Spain’s National Securities Market Commission (CNMV) accused Germany’s largest lender of “very serious infringements” of Spanish and EU law, and said it failed to inform corporate clients properly about the risks associated with derivatives products that exposed them to heavy losses.

CNMV imposed the third-largest fine in its history and suspended Deutsche Bank from conducting investment advisory activity related to the products for a year, saying the bank failed to act in the best interests of clients.

Deutsche Bank said it had “improved our processes and enhanced our controls”, and would appeal against the ruling.

The regulator found that the alleged mis-selling took place between 2018 and 2021, meaning that it continued even after Deutsche Bank started an internal investigation in 2019 following a whistleblower complaint. 

The foreign-exchange derivatives were sold to small and medium-sized companies who wanted to hedge foreign exchange risk, without properly informing them about the risk of losses. Some buyers lost millions of euros from the contracts, pushing them close to insolvency.

Deutsche Bank’s own probe, called “Project Teal”, found that its staff acted disingenuously, broke EU rules and exploited flaws in the bank’s controls. It later replaced some of the management staff in Spain, as well as senior investment bankers in London. The bank paid millions of euros in settlements to some clients, including a winemaker and a hotel chain.

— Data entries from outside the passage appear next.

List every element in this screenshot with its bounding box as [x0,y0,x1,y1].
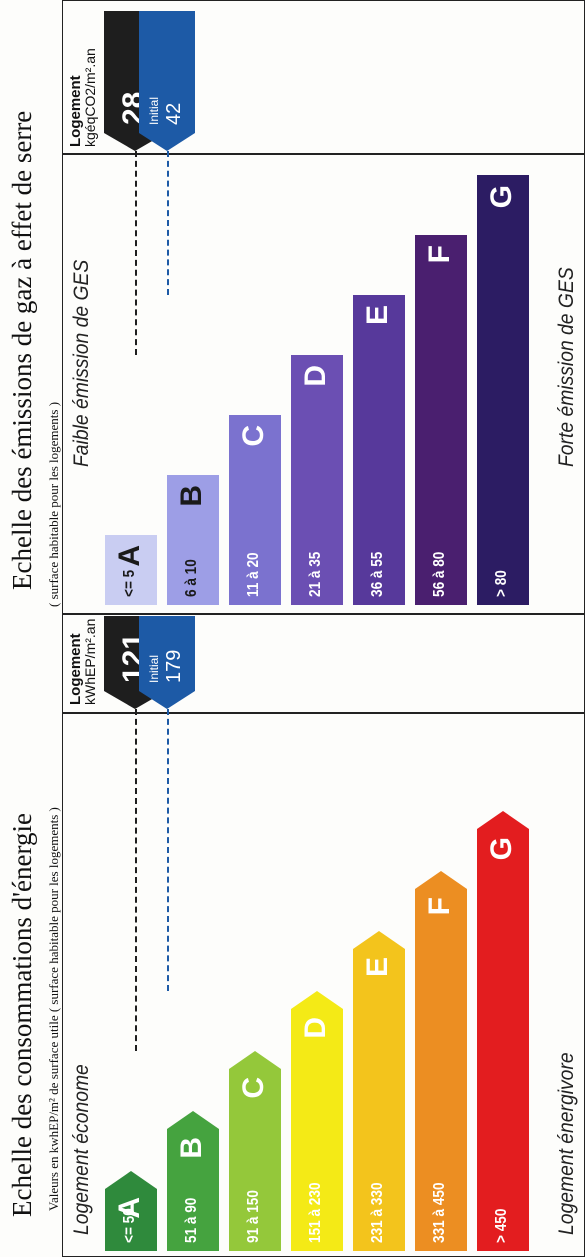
ges-class-e-range: 36 à 55 [369,551,386,597]
ges-class-c-letter: C [237,425,270,447]
ges-top-label: Faible émission de GES [70,259,93,467]
ges-divider [62,153,585,155]
energy-class-d-range: 151 à 230 [307,1182,324,1243]
ges-unit-label: Logement kgéqCO2/m².an [67,48,98,147]
ges-class-d-letter: D [299,365,332,387]
energy-class-c-bar: 91 à 150 C [229,1051,281,1251]
ges-initial-connector [167,151,169,295]
ges-subtitle: ( surface habitable pour les logements ) [46,401,61,607]
energy-class-e-letter: E [361,957,394,978]
ges-class-c-bar: 11 à 20 C [229,415,281,605]
energy-class-b-bar: 51 à 90 B [167,1111,219,1251]
energy-class-c-letter: C [237,1077,270,1099]
energy-class-a-letter: A [113,1197,146,1219]
energy-bottom-label: Logement énergivore [555,1052,578,1235]
ges-class-g-letter: G [485,185,518,209]
ges-unit: kgéqCO2/m².an [82,48,98,147]
ges-class-f-range: 56 à 80 [431,551,448,597]
energy-initial-value: 179 [163,649,185,683]
ges-class-e-letter: E [361,305,394,326]
ges-initial-marker: Initial 42 [139,11,195,151]
energy-class-g-range: > 450 [493,1208,510,1243]
energy-class-d-bar: 151 à 230 D [291,991,343,1251]
ges-class-d-range: 21 à 35 [307,551,324,597]
energy-top-label: Logement économe [70,1064,93,1235]
energy-class-d-letter: D [299,1017,332,1039]
energy-class-g-bar: > 450 G [477,811,529,1251]
ges-bottom-label: Forte émission de GES [555,267,578,467]
ges-class-d-bar: 21 à 35 D [291,355,343,605]
ges-initial-value: 42 [163,102,185,125]
ges-class-f-letter: F [423,245,456,264]
ges-title: Echelle des émissions de gaz à effet de … [7,110,37,590]
ges-current-connector [135,151,137,355]
energy-class-e-range: 231 à 330 [369,1182,386,1243]
energy-title: Echelle des consommations d'énergie [7,813,37,1217]
energy-class-e-bar: 231 à 330 E [353,931,405,1251]
energy-class-b-letter: B [175,1137,208,1159]
ges-class-g-range: > 80 [493,570,510,597]
energy-initial-marker: Initial 179 [139,616,195,709]
ges-class-b-range: 6 à 10 [183,559,200,597]
energy-initial-label: Initial [147,654,161,683]
ges-class-f-bar: 56 à 80 F [415,235,467,605]
ges-class-a-range: <= 5 [121,569,138,597]
energy-divider [62,712,585,714]
ges-class-c-range: 11 à 20 [245,552,262,597]
energy-class-f-range: 331 à 450 [431,1182,448,1243]
ges-class-a-bar: <= 5 A [105,535,157,605]
energy-current-connector [135,709,137,1051]
ges-class-b-bar: 6 à 10 B [167,475,219,605]
energy-class-f-bar: 331 à 450 F [415,871,467,1251]
ges-initial-label: Initial [147,96,161,125]
ges-class-e-bar: 36 à 55 E [353,295,405,605]
energy-class-c-range: 91 à 150 [245,1190,262,1243]
energy-subtitle: Valeurs en kwhEP/m² de surface utile ( s… [46,807,61,1211]
ges-class-a-letter: A [113,545,146,567]
energy-class-g-letter: G [485,837,518,861]
ges-class-b-letter: B [175,485,208,507]
energy-unit: kWhEP/m².an [82,618,98,705]
energy-initial-connector [167,709,169,991]
energy-class-f-letter: F [423,897,456,916]
energy-class-b-range: 51 à 90 [183,1197,200,1243]
ges-class-g-bar: > 80 G [477,175,529,605]
energy-unit-label: Logement kWhEP/m².an [67,618,98,705]
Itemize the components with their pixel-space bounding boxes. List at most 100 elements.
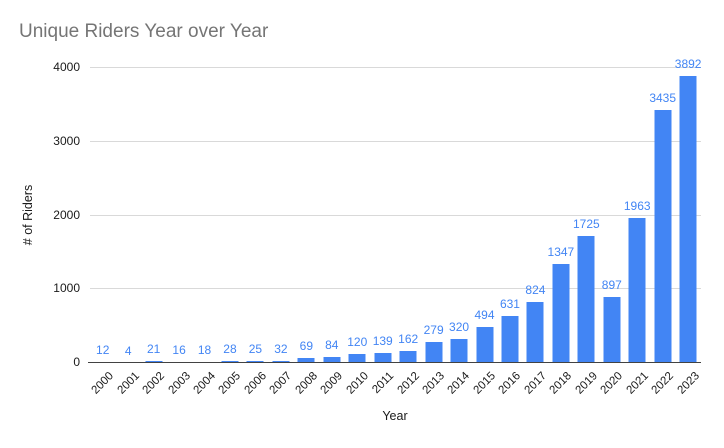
bar-value-label: 320 xyxy=(449,320,470,335)
bar-slot: 139 2011 xyxy=(370,68,396,396)
bar-value-label: 21 xyxy=(146,342,161,357)
bar-slot: 320 2014 xyxy=(446,68,473,397)
x-tick-label: 2009 xyxy=(318,370,346,397)
bar xyxy=(577,235,595,363)
bar-slot: 84 2009 xyxy=(319,68,346,396)
x-tick-label: 2022 xyxy=(649,370,677,397)
bar xyxy=(399,351,417,363)
bar xyxy=(679,75,697,363)
gridline xyxy=(90,140,701,142)
x-tick-label: 2018 xyxy=(547,370,575,397)
bar-value-label: 84 xyxy=(325,337,339,352)
bar-value-label: 279 xyxy=(423,323,444,338)
bar-slot: 12 2000 xyxy=(90,68,117,397)
bar-value-label: 1963 xyxy=(623,199,651,214)
x-tick-label: 2020 xyxy=(598,370,626,397)
bar-value-label: 824 xyxy=(525,283,546,298)
bar-slot: 824 2017 xyxy=(522,68,549,397)
x-tick-label: 2016 xyxy=(496,370,524,397)
bar xyxy=(450,339,468,363)
bar xyxy=(552,263,570,363)
bar-value-label: 12 xyxy=(96,343,110,358)
bar-slot: 69 2008 xyxy=(293,68,320,396)
bar-value-label: 3892 xyxy=(674,56,702,71)
x-tick-label: 2013 xyxy=(420,370,448,397)
bar-value-label: 120 xyxy=(347,335,368,350)
bar-slot: 3892 2023 xyxy=(675,57,702,396)
bar xyxy=(425,342,443,363)
x-tick-label: 2011 xyxy=(370,370,397,396)
x-axis-baseline xyxy=(88,362,701,363)
bar-value-label: 16 xyxy=(172,342,186,357)
x-tick-label: 2012 xyxy=(395,370,422,397)
bar-slot: 279 2013 xyxy=(421,68,448,397)
x-tick-label: 2019 xyxy=(573,370,600,397)
x-tick-label: 2003 xyxy=(165,370,193,397)
bar-value-label: 4 xyxy=(124,343,132,358)
bar-value-label: 1725 xyxy=(572,216,600,231)
bar-slot: 897 2020 xyxy=(599,68,626,396)
bar xyxy=(628,218,646,363)
bar-slot: 1963 2021 xyxy=(623,68,651,397)
bar xyxy=(272,360,290,363)
bar-value-label: 631 xyxy=(499,297,520,312)
bar-value-label: 32 xyxy=(274,341,288,356)
bar-value-label: 69 xyxy=(299,338,314,353)
bar-slot: 4 2001 xyxy=(115,68,142,396)
bar xyxy=(526,302,544,363)
gridline xyxy=(90,214,701,216)
bar-value-label: 162 xyxy=(398,332,419,347)
bar xyxy=(374,352,392,363)
bar xyxy=(323,356,341,363)
bar xyxy=(654,109,672,363)
x-tick-label: 2010 xyxy=(344,370,371,397)
y-tick-label: 0 xyxy=(73,355,80,369)
bar xyxy=(297,357,315,363)
x-tick-label: 2015 xyxy=(471,370,499,397)
x-tick-label: 2008 xyxy=(293,370,320,397)
bar-slot: 28 2005 xyxy=(217,68,244,396)
bar-value-label: 25 xyxy=(248,342,263,357)
bar xyxy=(501,316,519,363)
x-tick-label: 2014 xyxy=(445,370,473,397)
bar-slot: 18 2004 xyxy=(191,68,218,396)
bar-slot: 631 2016 xyxy=(497,68,524,397)
x-tick-label: 2005 xyxy=(216,370,244,397)
bar-value-label: 897 xyxy=(601,277,622,292)
bar-slot: 120 2010 xyxy=(344,68,371,397)
bar xyxy=(348,354,366,363)
bar-slot: 16 2003 xyxy=(166,68,193,396)
bar-slot: 494 2015 xyxy=(471,68,498,397)
y-tick-label: 4000 xyxy=(53,60,80,74)
bar-value-label: 1347 xyxy=(547,244,575,259)
bar-value-label: 3435 xyxy=(649,90,677,105)
bar-value-label: 28 xyxy=(223,341,237,356)
x-axis-title: Year xyxy=(382,409,408,423)
bar-slot: 1725 2019 xyxy=(572,68,600,396)
bar-slot: 162 2012 xyxy=(395,68,422,397)
bar-slot: 3435 2022 xyxy=(649,68,677,396)
chart-title: Unique Riders Year over Year xyxy=(19,21,269,42)
y-axis-tick-labels: 0 1000 2000 3000 4000 xyxy=(0,61,80,369)
y-tick-label: 2000 xyxy=(53,207,80,222)
bar-slot: 32 2007 xyxy=(268,68,295,396)
bar-value-label: 139 xyxy=(372,333,393,348)
x-tick-label: 2004 xyxy=(191,370,219,397)
bar xyxy=(603,296,621,363)
bar-value-label: 494 xyxy=(474,307,495,322)
x-tick-label: 2023 xyxy=(675,370,702,397)
y-tick-label: 3000 xyxy=(53,133,80,148)
gridline xyxy=(90,67,701,68)
bar xyxy=(221,360,239,363)
y-tick-label: 1000 xyxy=(53,281,80,296)
x-tick-label: 2017 xyxy=(522,370,549,397)
x-tick-label: 2006 xyxy=(242,370,269,397)
bar-slot: 21 2002 xyxy=(141,68,168,397)
bar-value-label: 18 xyxy=(197,342,212,357)
x-tick-label: 2002 xyxy=(140,370,168,397)
x-tick-label: 2021 xyxy=(624,370,651,397)
bar-slot: 1347 2018 xyxy=(547,68,575,396)
plot-area: 12 2000 4 2001 21 2002 16 2003 18 2004 28 2005 25 200… xyxy=(88,57,702,397)
bar-slot: 25 2006 xyxy=(242,68,269,397)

In one case, a family-owned fruit and vegetable wholesaler with €3mn in annual sales was sold derivatives covering €19mn of foreign exchange exposure over the five years to 2023.

CNMV announced the investigation in January 2024 and said banks had a duty to inform investors in a “balanced, clear, impartial and non-misleading manner” about the risks of certain products that they were selling. It said this was particularly so when such products were “very complex” and banks had a duty to ensure they met clients’ needs and risk profiles.